Comedy is a fantastically narcissistic profession; to get on stage, sharing all your messy pathos and world views is a fantastically self-centered thing to do. The forces motivating thematically and stylistically dissimilar comics like Hannah Gadsby and, say, Dane Cook are not so different. This is a weird thing for comedy people to admit out loud — that the professionals they admire are, objectively, toxic narcissists, but that’s the trade off for watching someone getting closer to the human experience, or something. Beyond abstract notions of justice and morality, most of us will accept a bit of bad behavior from someone we really like.

But that bargain collapses entirely when someone decides to transgress far beyond the norm, like C.K., and the hope that someone is not actually a toxic narcissist dissolves when they reveal themselves as such. So why, then, are comedians attempting to — or, more sinisterly, being allowed to — lead the conversation about when C.K. and the men like him will be allowed to return? People whose entire existence is predicated on living in the taboo spaces that the best comedy often expands are hardly the most trustworthy authorities on what kind of behavior is too taboo.

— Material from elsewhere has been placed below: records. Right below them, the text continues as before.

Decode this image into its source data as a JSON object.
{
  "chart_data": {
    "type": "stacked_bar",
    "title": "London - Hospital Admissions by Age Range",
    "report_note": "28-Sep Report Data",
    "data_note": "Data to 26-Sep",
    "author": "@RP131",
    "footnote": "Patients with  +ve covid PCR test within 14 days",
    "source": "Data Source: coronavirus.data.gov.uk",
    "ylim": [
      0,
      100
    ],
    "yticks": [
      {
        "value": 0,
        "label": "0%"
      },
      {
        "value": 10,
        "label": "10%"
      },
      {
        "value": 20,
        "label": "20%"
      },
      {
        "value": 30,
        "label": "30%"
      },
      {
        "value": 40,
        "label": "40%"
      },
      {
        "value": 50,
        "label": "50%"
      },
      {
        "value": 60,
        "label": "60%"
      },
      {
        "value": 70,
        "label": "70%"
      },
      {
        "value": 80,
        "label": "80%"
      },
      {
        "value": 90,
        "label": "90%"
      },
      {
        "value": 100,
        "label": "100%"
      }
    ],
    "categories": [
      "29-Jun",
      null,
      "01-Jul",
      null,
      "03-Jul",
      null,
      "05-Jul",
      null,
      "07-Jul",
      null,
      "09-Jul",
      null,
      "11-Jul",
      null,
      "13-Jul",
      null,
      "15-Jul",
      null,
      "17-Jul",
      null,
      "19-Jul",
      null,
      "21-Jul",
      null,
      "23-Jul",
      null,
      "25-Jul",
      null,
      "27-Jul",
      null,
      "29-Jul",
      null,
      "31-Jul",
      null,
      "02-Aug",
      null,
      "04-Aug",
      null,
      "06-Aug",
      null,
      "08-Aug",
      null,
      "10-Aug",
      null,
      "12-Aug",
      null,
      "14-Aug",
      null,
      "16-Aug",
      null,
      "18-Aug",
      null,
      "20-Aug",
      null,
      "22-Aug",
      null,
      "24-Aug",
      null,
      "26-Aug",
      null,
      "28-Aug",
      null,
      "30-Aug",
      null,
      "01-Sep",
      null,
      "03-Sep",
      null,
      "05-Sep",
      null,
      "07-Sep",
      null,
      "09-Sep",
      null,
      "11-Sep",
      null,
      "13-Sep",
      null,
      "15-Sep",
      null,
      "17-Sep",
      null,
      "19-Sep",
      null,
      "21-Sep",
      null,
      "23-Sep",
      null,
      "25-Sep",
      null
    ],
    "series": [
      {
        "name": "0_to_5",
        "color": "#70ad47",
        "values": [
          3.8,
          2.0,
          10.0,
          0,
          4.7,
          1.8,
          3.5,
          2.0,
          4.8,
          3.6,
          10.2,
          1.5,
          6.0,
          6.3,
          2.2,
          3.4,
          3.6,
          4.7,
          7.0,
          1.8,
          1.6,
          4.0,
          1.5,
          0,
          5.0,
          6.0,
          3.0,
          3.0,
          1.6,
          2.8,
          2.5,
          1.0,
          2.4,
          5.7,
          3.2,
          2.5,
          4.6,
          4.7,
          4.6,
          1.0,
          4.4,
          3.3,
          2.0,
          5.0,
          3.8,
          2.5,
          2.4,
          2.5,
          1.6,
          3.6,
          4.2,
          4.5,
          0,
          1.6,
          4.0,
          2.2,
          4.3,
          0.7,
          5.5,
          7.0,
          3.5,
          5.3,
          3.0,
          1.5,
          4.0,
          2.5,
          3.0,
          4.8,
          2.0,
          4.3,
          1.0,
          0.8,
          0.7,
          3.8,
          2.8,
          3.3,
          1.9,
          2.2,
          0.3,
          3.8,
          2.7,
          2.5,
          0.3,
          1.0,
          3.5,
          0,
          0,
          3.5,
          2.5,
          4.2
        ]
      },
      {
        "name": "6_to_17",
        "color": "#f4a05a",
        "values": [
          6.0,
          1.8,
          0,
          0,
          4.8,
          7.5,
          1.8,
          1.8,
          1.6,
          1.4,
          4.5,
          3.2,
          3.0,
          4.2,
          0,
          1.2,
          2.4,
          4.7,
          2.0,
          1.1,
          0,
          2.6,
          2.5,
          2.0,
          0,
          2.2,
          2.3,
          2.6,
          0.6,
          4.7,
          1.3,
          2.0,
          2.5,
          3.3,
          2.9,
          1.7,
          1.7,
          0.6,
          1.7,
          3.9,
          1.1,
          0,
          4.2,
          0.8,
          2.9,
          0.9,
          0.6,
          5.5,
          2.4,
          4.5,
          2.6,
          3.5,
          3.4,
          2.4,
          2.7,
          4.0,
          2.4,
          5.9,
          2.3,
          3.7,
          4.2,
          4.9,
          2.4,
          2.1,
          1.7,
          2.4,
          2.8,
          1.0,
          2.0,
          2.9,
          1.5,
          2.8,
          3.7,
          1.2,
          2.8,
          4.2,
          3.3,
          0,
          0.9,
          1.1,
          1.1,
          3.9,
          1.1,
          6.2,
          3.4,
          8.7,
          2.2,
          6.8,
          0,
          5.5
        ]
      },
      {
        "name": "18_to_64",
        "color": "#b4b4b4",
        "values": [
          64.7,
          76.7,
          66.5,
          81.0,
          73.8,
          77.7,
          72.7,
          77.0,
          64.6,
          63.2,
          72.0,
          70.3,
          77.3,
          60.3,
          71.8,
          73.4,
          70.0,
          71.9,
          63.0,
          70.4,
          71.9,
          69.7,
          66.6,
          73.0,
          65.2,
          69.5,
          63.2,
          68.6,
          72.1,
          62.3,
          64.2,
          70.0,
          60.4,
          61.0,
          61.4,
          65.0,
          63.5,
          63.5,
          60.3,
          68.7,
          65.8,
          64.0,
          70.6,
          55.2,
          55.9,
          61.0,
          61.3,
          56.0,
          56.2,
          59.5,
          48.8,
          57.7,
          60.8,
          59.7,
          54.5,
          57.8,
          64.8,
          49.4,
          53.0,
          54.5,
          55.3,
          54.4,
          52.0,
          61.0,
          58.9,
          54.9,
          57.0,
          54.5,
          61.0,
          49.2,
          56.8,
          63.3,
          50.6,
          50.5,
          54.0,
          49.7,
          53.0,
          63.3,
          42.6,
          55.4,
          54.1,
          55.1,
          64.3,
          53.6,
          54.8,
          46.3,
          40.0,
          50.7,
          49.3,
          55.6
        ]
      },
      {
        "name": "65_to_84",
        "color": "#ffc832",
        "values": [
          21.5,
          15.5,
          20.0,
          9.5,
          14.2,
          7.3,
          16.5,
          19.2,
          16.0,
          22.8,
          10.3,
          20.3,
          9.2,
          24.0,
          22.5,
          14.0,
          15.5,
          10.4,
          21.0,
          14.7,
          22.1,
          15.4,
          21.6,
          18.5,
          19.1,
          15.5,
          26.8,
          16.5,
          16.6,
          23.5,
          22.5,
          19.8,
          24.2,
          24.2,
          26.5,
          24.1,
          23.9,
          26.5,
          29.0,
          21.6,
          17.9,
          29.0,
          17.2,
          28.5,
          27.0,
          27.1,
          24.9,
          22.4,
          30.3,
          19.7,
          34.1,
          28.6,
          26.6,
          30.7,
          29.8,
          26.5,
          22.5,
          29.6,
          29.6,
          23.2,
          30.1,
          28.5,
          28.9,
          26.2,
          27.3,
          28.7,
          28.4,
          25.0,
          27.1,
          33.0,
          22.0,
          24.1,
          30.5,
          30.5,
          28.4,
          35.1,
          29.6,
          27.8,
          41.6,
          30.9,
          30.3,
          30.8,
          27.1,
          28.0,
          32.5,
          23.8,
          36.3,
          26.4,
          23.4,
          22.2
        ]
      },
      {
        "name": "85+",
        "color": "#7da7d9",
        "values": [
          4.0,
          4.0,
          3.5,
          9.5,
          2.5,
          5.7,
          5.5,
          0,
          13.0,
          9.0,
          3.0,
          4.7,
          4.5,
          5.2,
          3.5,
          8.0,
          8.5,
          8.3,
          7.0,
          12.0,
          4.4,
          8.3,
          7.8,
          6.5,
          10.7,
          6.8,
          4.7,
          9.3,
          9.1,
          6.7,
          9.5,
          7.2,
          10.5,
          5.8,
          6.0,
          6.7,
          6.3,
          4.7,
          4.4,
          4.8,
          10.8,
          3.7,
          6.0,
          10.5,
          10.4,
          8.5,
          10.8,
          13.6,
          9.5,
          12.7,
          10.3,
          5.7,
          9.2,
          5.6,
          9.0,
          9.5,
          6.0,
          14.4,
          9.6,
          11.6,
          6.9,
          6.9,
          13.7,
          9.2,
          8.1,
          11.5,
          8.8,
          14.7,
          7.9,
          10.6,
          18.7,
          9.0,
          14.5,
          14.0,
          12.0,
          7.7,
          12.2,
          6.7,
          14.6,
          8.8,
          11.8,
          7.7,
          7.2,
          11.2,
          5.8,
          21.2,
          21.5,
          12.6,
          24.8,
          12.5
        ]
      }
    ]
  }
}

Forget the banal idea of whether C.K. “deserves” to make a living as a comedian, a job that has never been essential to the framework of society, and has literally thousands of people lining up to do the work. The underlying implication that there is nothing else he might be able to do is profoundly warped and unimaginative, the end point of a society that tells people to follow their dreams without caring too much about everyone they step over in the process, such as the women whose careers were profoundly altered by C.K.’s indiscretions.

Is nine months away too long? Long enough? Indulging that conversation gives credence to the people who talk ambiguously about amends with no sincere consideration of what it takes to make them — who cannot conceive of any worse punishment than being denied the work that they have decided is their birthright. C.K.’s Sunday set was a toe in the water to see how many people agree that he’s suffered enough — if, through all the vague conversations about who should be allowed to participate in society given enough vague atonement, he might be allowed back into the world that made him rich, no big deal. You would be naive to believe his end goal is a surprise set at a small, private comedy show, and not eventual reintegration into the whole system.

In that Hollywood Reporter article, comedian Aida Rodriguez said: “If he uses the opportunity to address his shortcomings, maybe he can change a few minds among his fans and maybe he can save a couple of girls from unnecessary and unwanted incidents.” Maybe that kind of work will come in his next set, once someone gives him the opportunity he doesn’t yet deserve.